Dass der zu allem schweigende IS eine Rolle bei dem Anschlag spielte, steht für die Regierung mittlerweile fest. Es wäre auch – trotz dem Schweigen – plausibel.

Aber: nur der IS? Nein, so Davutoglu am Mittwochabend gegenüber der Presse. Tatsächlich habe sich der IS im Vorfeld im nordsyrischen Hasaka mit Vertretern des syrischen Regimes und der Arbeiterpartei Kurdistans (PKK) an einen Tisch gesetzt und den Anschlag koordiniert. Die Erzfeinde hätten sich nur für diesen einen Zweck verbündet. «Terrororganisationen», so sekundierte der Regierungssprecher Numan Kurtulmus, «spielen sich eben manchmal auch die Bälle zu.» Auch hier verriet der Ministerpräsident keine Details.
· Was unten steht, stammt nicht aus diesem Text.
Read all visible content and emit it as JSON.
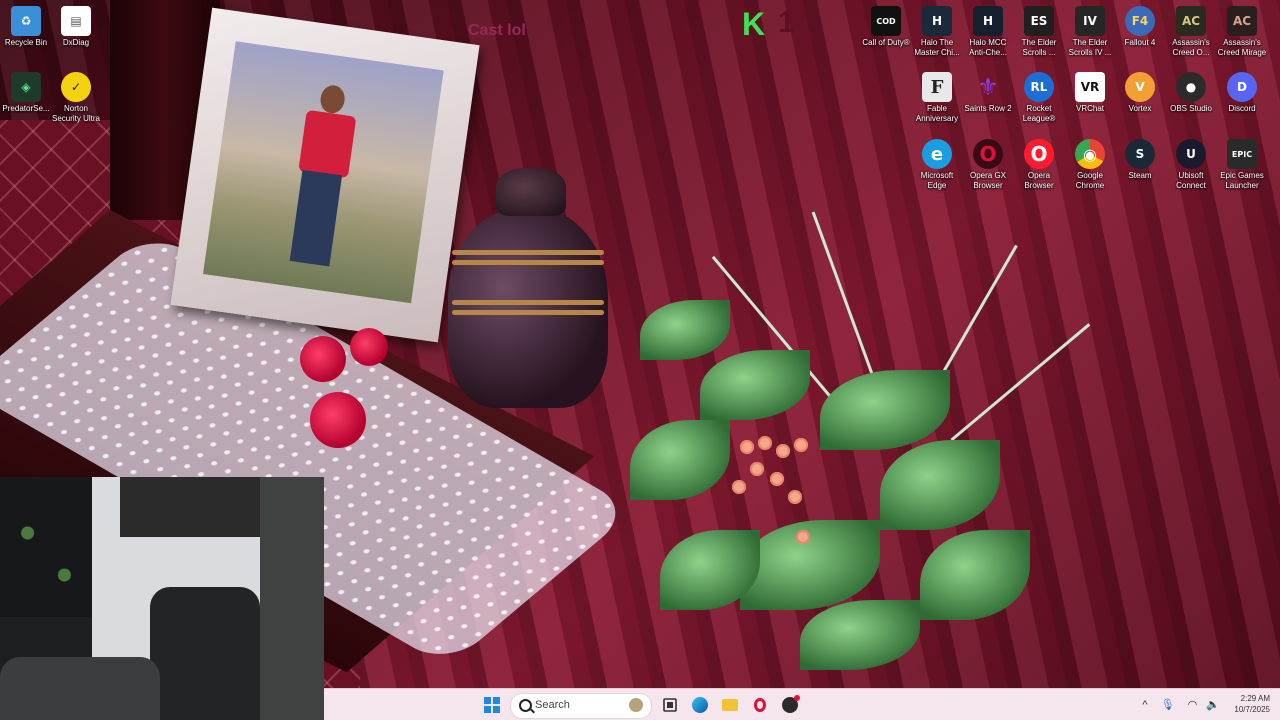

Geschenkt also, dass die PKK noch nie einen Anschlag in dieser Grössenordnung auf Zivilisten verübt hat und wahnsinnig sein müsste, ihn ausgerechnet auf prokurdische Demonstranten zu verüben. Geschenkt auch, dass die PKK bis vor einigen Monaten noch Friedensgespräche mit der Regierung führte (und sie irgendwann wieder führen wird). Die PKK ist der geeignetere Feind. Wer will schon eingestehen, dass die lange geduldeten Extremisten des IS ihre Herren beissen, wenn sie von der Kette gelassen werden? Das würde obendrein nur Wählerstimmen kosten.